A policy document released this week states that staff should not stop using the word “woman” or other terms describing motherhood but they should consciously start adding in the word “people” and other more inclusive language.
It says: “Gender identity can be a source of oppression and health inequality. We are consciously using the words ‘women’ and ‘people’ together to make it clear that we are committed to working on addressing health inequalities for all those who use our services.
“As midwives and birth workers, we focus on improving access and health outcomes for marginalised and disadvantaged groups. Women are frequently disadvantaged in healthcare, as are trans and non-binary people … By continuing to use the term ‘woman’ we commit to working on addressing health inequalities for all who use our services.
“We also recognise that there is currently biological essentialism and transphobia present within elements of mainstream birth narratives and discourse. We strive to protect our trans and non-binary service users and healthcare professionals from additional persecution as a consequence of terminology changes, recognising the significant impact this can have on psychological and emotional wellbeing.
“Acknowledging the cultural context in which service development occurs is vital in making trans and non-binary lives safer.”
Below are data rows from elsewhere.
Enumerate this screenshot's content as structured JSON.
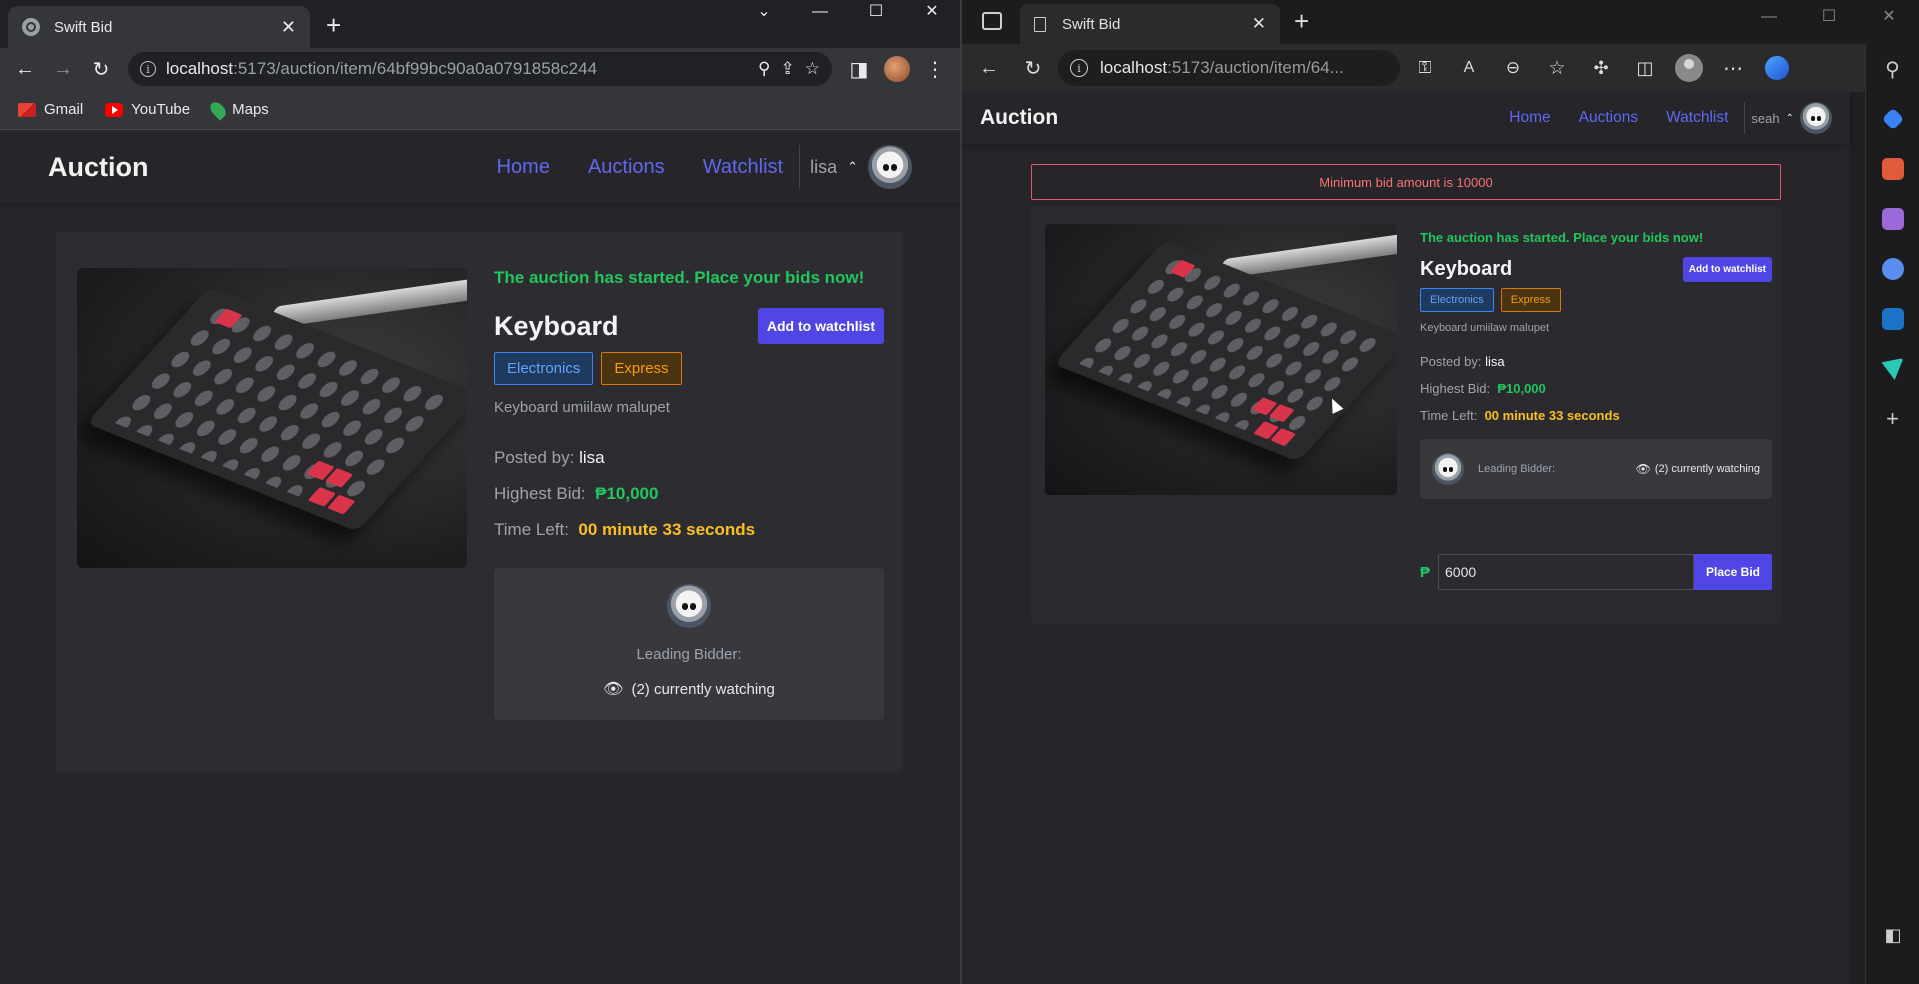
{
  "left_window": {
    "tab": {
      "title": "Swift Bid"
    },
    "omnibox": {
      "host": "localhost",
      "path": ":5173/auction/item/64bf99bc90a0a0791858c244"
    },
    "bookmarks": [
      {
        "label": "Gmail",
        "icon": "gmail-icon"
      },
      {
        "label": "YouTube",
        "icon": "youtube-icon"
      },
      {
        "label": "Maps",
        "icon": "maps-icon"
      }
    ],
    "page": {
      "brand": "Auction",
      "nav": {
        "home": "Home",
        "auctions": "Auctions",
        "watchlist": "Watchlist"
      },
      "user": {
        "name": "lisa",
        "chevron": "^"
      },
      "item": {
        "status": "The auction has started. Place your bids now!",
        "name": "Keyboard",
        "watch_btn": "Add to watchlist",
        "tags": [
          "Electronics",
          "Express"
        ],
        "description": "Keyboard umiilaw malupet",
        "posted_by_label": "Posted by:",
        "posted_by": "lisa",
        "highest_bid_label": "Highest Bid:",
        "highest_bid": "₱10,000",
        "time_left_label": "Time Left:",
        "time_left": "00 minute 33 seconds",
        "leading_bidder_label": "Leading Bidder:",
        "watching": "(2) currently watching"
      }
    }
  },
  "right_window": {
    "tab": {
      "title": "Swift Bid"
    },
    "omnibox": {
      "host": "localhost",
      "path": ":5173/auction/item/64..."
    },
    "page": {
      "brand": "Auction",
      "nav": {
        "home": "Home",
        "auctions": "Auctions",
        "watchlist": "Watchlist"
      },
      "user": {
        "name": "seah",
        "chevron": "^"
      },
      "alert": "Minimum bid amount is 10000",
      "item": {
        "status": "The auction has started. Place your bids now!",
        "name": "Keyboard",
        "watch_btn": "Add to watchlist",
        "tags": [
          "Electronics",
          "Express"
        ],
        "description": "Keyboard umiilaw malupet",
        "posted_by_label": "Posted by:",
        "posted_by": "lisa",
        "highest_bid_label": "Highest Bid:",
        "highest_bid": "₱10,000",
        "time_left_label": "Time Left:",
        "time_left": "00 minute 33 seconds",
        "leading_bidder_label": "Leading Bidder:",
        "watching": "(2) currently watching"
      },
      "bid": {
        "currency": "₱",
        "value": "6000",
        "button": "Place Bid"
      }
    }
  },
  "colors": {
    "accent": "#4f46e5",
    "nav_link": "#6366f1",
    "success": "#22c55e",
    "warning": "#fbbf24",
    "error": "#f87171"
  }
}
In a statement released on Twitter, the Sussex maternity department said: “We want everybody who uses our services to see themselves reflected in the language that we use. This means not only pregnant women, but also pregnant trans, non-binary and agender people. Our chosen approach to inclusive language is additive rather than neutral.”
The language changes will be implemented in the trust’s webpages, leaflets and communications such as letters and emails. Staff will be asked to use language that reflects people’s “own identities and preferences” when talking to patients.
The move was welcomed by inclusivity campaigners.
Trans Actual said: “This is fantastic, well done. Let’s hope many more trusts follow suit. Everybody deserves to be treated with dignity and respect.”
Dr Ruth Pearce, a feminist sociologist who acted as an external reviewer on the language policy, tweeted: “This is absolutely groundbreaking work on trans inclusion in perinatal services from the BSUH Maternity Gender Inclusion Midwives team.”
The changes drew criticism on social media, with some users accusing the trust of “peak misogyny” and “eradicating women”. Others questioned the use of NHS resources to implement the changes.
An estimated 1 per cent of the adult population in Britain identifies as transgender or non-binary but the trans population in Brighton and Hove is thought to be larger.
Although no official figures exist on the trans community, research has shown nearly 10 per cent of the population of Brighton and Hove identify as LGBTQ+, compared with about 2.2 per cent of the general population.